A processor, regardless of whether it is a CPU or a GPU does nothing but to process data, which leads to need a memory that is feeding it. Unfortunately, with the passage of time, the distance between the speed of memory and that of the CPU has been growing, which has led to the implementation of techniques such as cache memory. We cannot forget about the latency between the processor and memory, which occurs when the interface between the RAM and the processor cannot grant or modify data fast enough.
However, we cannot measure performance in a general way, since each program or rather, each algorithm within each program has a different computational load. And this is where the arithmetic intensity term comes in. But, let’s see what it is and what it consists of, as well as other elements that have to do with performance on a computer.
What is arithmetic intensity?
Arithmetic density is a performance measure, consisting of measuring the number of floating-point operations that a processor executes on a specific section of code. To obtain it, the number of floating-point operations is divided by the number of bytes that the algorithm uses to execute.
How useful is it? Well, the fact that it allows in certain fields of computing where very powerful computers are needed for specific tasks to be able to have the best possible hardware system to execute the algorithms under the best conditions. This model is used mainly in scientific computing. Although it also serves to optimize performance in closed systems such as video game consoles.
In the case of making use of a highly parallelized hardware architecture, a high arithmetic intensity is required, that is, a low ratio between bandwidth and computing capacity from the moment in which the ratio between the computing capacity of said processors and the available memory bandwidth is high. Since it is required in many applications and especially in graphics that a calculation is processed several times and therefore a great computational power is required in comparison.
Algorithm performance and relationship with arithmetic intensity
When writing an algorithm, programmers take into account the performance of the algorithms they write in their programs, which is measured by the Big O notation, which measures the mean of operations with respect to the data. The Big O notation is not measured using any benchmark, but the programmers calculate them by hand to have a rough idea of the workload of the programs
- O (1): eThe algorithm does not depend on the size of the data to be processed. An algorithm with an O (1) performance is considered to have ideal performance and is unbeatable.
- O (n): the execution time is directly proportional to the size of the data, the performance grows in a linear way. It can also be that a
- O (log n): It occurs in algorithms that usually chop up and solve a problem by part, such as data sorting algorithms or binary searches.
- O (n log n): It is an evolution of the previous one, it is about further dividing the resolution of the different parts.
- O (n2): there are algorithms that perform multiple iterations because they have to query the data multiple times. Therefore, they are usually highly repetitive algorithms and therefore have an exponential computational load.
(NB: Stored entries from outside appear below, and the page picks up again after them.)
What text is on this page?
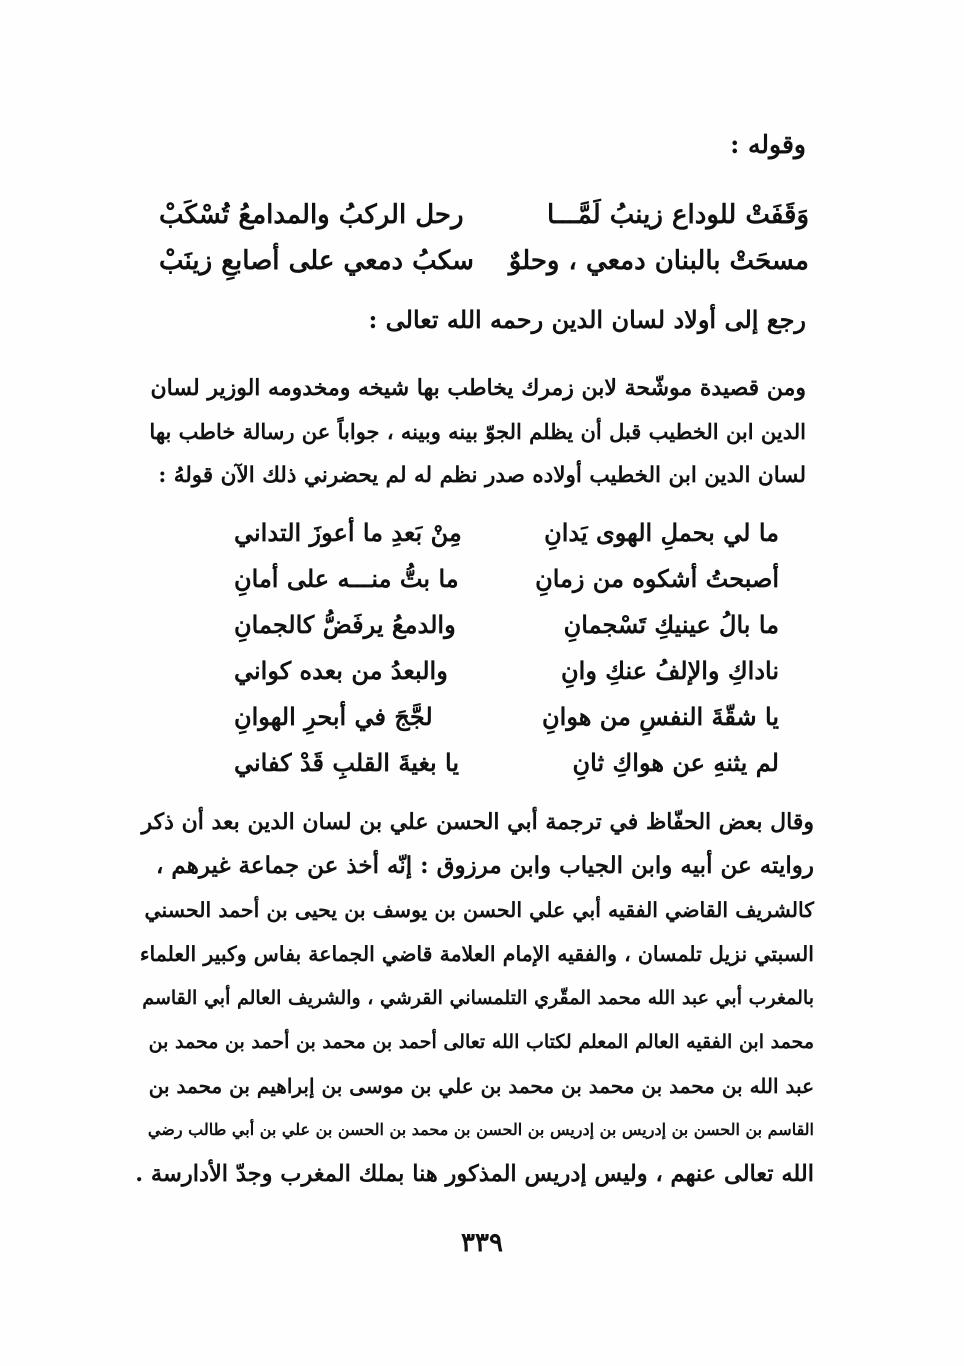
وقوله :
وَقَفَتْ للوداع زينبُ لَمَّـــا
رحل الركبُ والمدامعُ تُسْكَبْ
مسحَتْ بالبنان دمعي ، وحلوٌ
سكبُ دمعي على أصابعِ زينَبْ
رجع إلى أولاد لسان الدين رحمه الله تعالى :
ومن قصيدة موشّحة لابن زمرك يخاطب بها شيخه ومخدومه الوزير لسان
الدين ابن الخطيب قبل أن يظلم الجوّ بينه وبينه ، جواباً عن رسالة خاطب بها
لسان الدين ابن الخطيب أولاده صدر نظم له لم يحضرني ذلك الآن قولهُ :
ما لي بحملِ الهوى يَدانِ
مِنْ بَعدِ ما أعوزَ التداني
أصبحتُ أشكوه من زمانِ
ما بتُّ منـــه على أمانِ
ما بالُ عينيكِ تَسْجمانِ
والدمعُ يرفَضُّ كالجمانِ
ناداكِ والإلفُ عنكِ وانِ
والبعدُ من بعده كواني
يا شقّةَ النفسِ من هوانِ
لجَّجَ في أبحرِ الهوانِ
لم يثنهِ عن هواكِ ثانِ
يا بغيةَ القلبِ قَدْ كفاني
وقال بعض الحفّاظ في ترجمة أبي الحسن علي بن لسان الدين بعد أن ذكر
روايته عن أبيه وابن الجياب وابن مرزوق : إنّه أخذ عن جماعة غيرهم ،
كالشريف القاضي الفقيه أبي علي الحسن بن يوسف بن يحيى بن أحمد الحسني
السبتي نزيل تلمسان ، والفقيه الإمام العلامة قاضي الجماعة بفاس وكبير العلماء
بالمغرب أبي عبد الله محمد المقّري التلمساني القرشي ، والشريف العالم أبي القاسم
محمد ابن الفقيه العالم المعلم لكتاب الله تعالى أحمد بن محمد بن أحمد بن محمد بن
عبد الله بن محمد بن محمد بن محمد بن علي بن موسى بن إبراهيم بن محمد بن
القاسم بن الحسن بن إدريس بن إدريس بن الحسن بن محمد بن الحسن بن علي بن أبي طالب رضي
الله تعالى عنهم ، وليس إدريس المذكور هنا بملك المغرب وجدّ الأدارسة .
٣٣٩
- O (n!): an algorithm that follows this complexity is a totally flawed algorithm in terms of performance and needs to be rewritten.
Not all algorithms can reach complexity level O (1), and some of them perform much better on one type of hardware than another. This is why domain-specific accelerators or processors have been developed in recent years that accelerate one type of algorithm over others. The general idea is to divide the algorithms into parts and treat each of them with the most suitable processing unit for its arithmetic intensity.
Ratio between communication and computing
The inverse case is the ratio between communication and computation, which is measured inversely to arithmetic intensity and therefore is achieved by dividing the number of bytes by the power in floating point operations. So it is used to measure the bandwidth required to execute that part of the code. The problem when measuring comes from the fact that the data is not always in the same place and therefore the RAM bandwidth is used as a reference.
It must be taken into account that this is not a totally reliable measure, not only due to the fact that the cache system brings the data closer to the processor, but also due to the fact that there is the phenomenon of latency where each type of memory Used RAM have different advantages and disadvantages and a result can vary depending on the type of memory used.
Today, when choosing memory in a system, not only bandwidth is taken into account, but also energy consumption, since the energy cost of moving the data is exceeding the cost of processing it. So you are opting for certain types of specific memory in certain applications. Of course, always within the costs associated with building a system and are not the same in a supercomputer as in a home PC.